Em publicação na rede social X, Larijani afirmou que Trump, junto com o primeiro-ministro de Israel, Benjamin Netanyahu, “arrastou o povo americano para uma guerra covarde contra o Irã”, questionando também o custo humano do conflito para Washington. “Com mais de 500 soldados norte-americanos mortos em poucos dias, é preciso fazer as contas para ver quem paga o preço mais alto: EUA ou Israel”, disse Larijani.
O general Ali Mohammad Naeini, porta-voz da Guarda Revolucionária Islâmica (IRGC), prometeu que os ataques de retaliação do Irã serão “ainda mais devastadores” e afirmou que os mísseis iranianos utilizados estão modernizados e “mais avançados do que os da Guerra dos 12 dias”, ocorrida no ano passado.
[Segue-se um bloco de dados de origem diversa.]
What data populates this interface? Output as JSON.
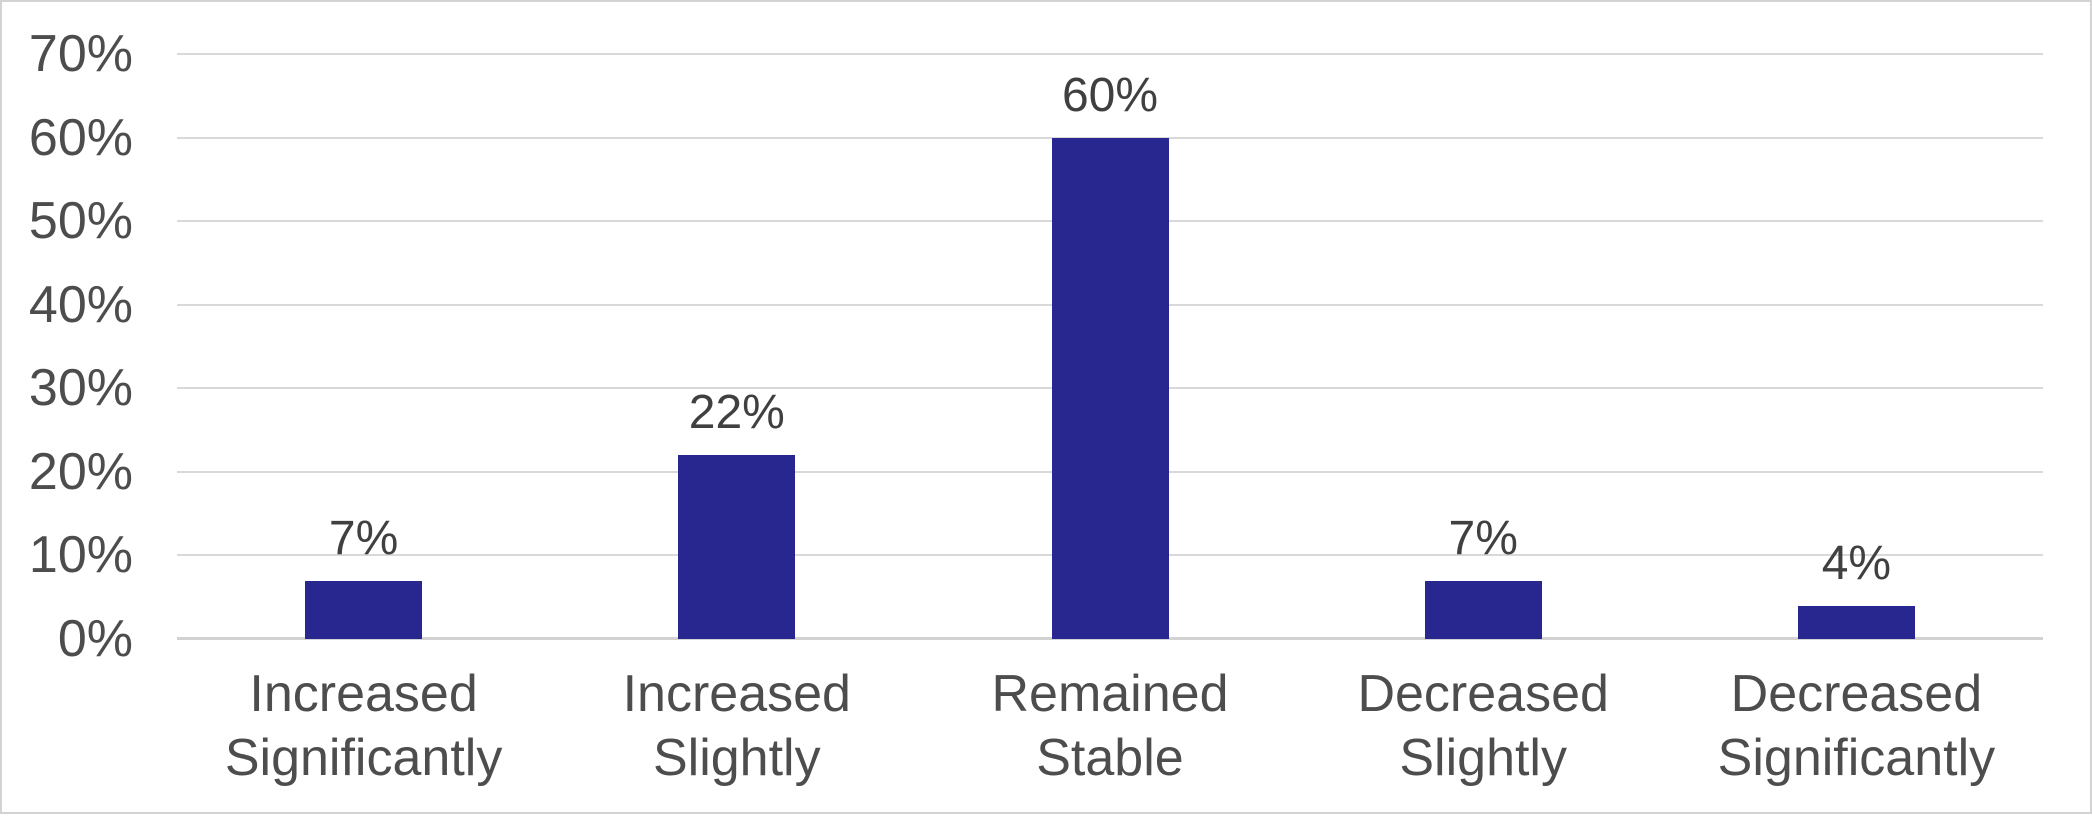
{
  "chart_data": {
    "type": "bar",
    "categories": [
      "Increased Significantly",
      "Increased Slightly",
      "Remained Stable",
      "Decreased Slightly",
      "Decreased Significantly"
    ],
    "values": [
      7,
      22,
      60,
      7,
      4
    ],
    "data_labels": [
      "7%",
      "22%",
      "60%",
      "7%",
      "4%"
    ],
    "y_axis": {
      "ticks": [
        "70%",
        "60%",
        "50%",
        "40%",
        "30%",
        "20%",
        "10%",
        "0%"
      ],
      "min": 0,
      "max": 70
    },
    "grid": true,
    "legend": "none",
    "colors": {
      "bar": "#282790",
      "gridline": "#D9D9D9",
      "axis_line": "#D2D2D2",
      "tick_text": "#4D4D4D",
      "category_text": "#4D4D4D",
      "data_label_text": "#404040",
      "frame_border": "#D3D3D3",
      "background": "#FFFFFF"
    }
  }
}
Segundo ele, os ataques da Operação Verdadeira Promessa 4, contra alvos israelenses e bases norte-americanas, “superaram as expectativas do inimigo e os pegaram de surpresa”.
A IRGC informou ainda que mais de 650 militares norte-americanos foram mortos ou feridos nos dois primeiros dias da operação, embora os Estados Unidos confirmem apenas quatro mortes até terça-feira (3).
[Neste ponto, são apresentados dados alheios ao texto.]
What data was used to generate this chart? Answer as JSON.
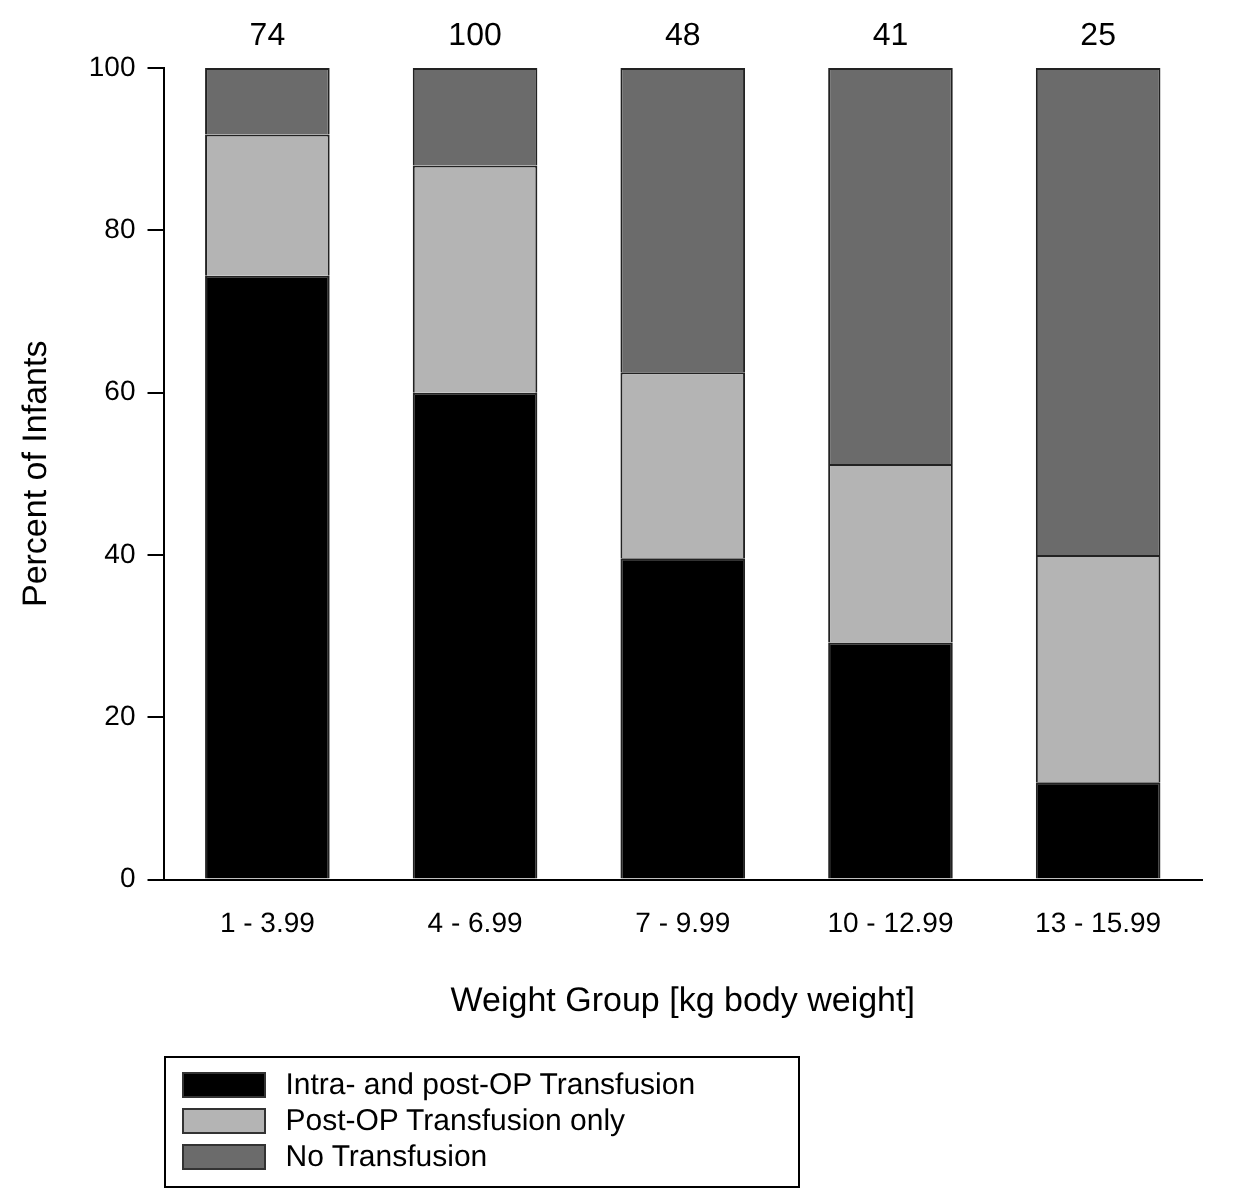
{
  "chart_data": {
    "type": "bar",
    "stacked": true,
    "xlabel": "Weight Group [kg body weight]",
    "ylabel": "Percent of Infants",
    "categories": [
      "1 - 3.99",
      "4 - 6.99",
      "7 - 9.99",
      "10 - 12.99",
      "13 - 15.99"
    ],
    "series": [
      {
        "name": "Intra- and post-OP Transfusion",
        "color": "#000000",
        "values": [
          74.4,
          60,
          39.6,
          29.2,
          12
        ]
      },
      {
        "name": "Post-OP Transfusion only",
        "color": "#b4b4b4",
        "values": [
          17.4,
          28,
          22.9,
          22,
          28
        ]
      },
      {
        "name": "No Transfusion",
        "color": "#6b6b6b",
        "values": [
          8.2,
          12,
          37.5,
          48.8,
          60
        ]
      }
    ],
    "ylim": [
      0,
      100
    ],
    "yticks": [
      0,
      20,
      40,
      60,
      80,
      100
    ],
    "grid": false,
    "legend": "bottom left",
    "annotations": [
      {
        "text": "74",
        "x": "1 - 3.99",
        "y": 100
      },
      {
        "text": "100",
        "x": "4 - 6.99",
        "y": 100
      },
      {
        "text": "48",
        "x": "7 - 9.99",
        "y": 100
      },
      {
        "text": "41",
        "x": "10 - 12.99",
        "y": 100
      },
      {
        "text": "25",
        "x": "13 - 15.99",
        "y": 100
      }
    ]
  }
}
O ministro das Relações Exteriores do Irã, Abbas Araghchi, criticou Trump por interromper negociações nucleares em curso e acusou o presidente norte-americano de trair a diplomacia e o povo que o elegeu. “Quando negociações complexas são tratadas como transações imobiliárias e grandes mentiras obscurecem a realidade, ataques acontecem”, declarou Araghchi.
Ainda nesta quarta-feira, o secretário de Defesa dos EUA, Pete Hegseth, anunciou a morte de uma autoridade iraniana que liderava um suposto plano para assassinar Trump. O nome do alvo não foi divulgado, e o Irã não confirmou a informação. Trump afirmou que os ataques continuarão até que a capacidade militar iraniana seja destruída, reforçando a escalada do conflito que já entra no quinto dia.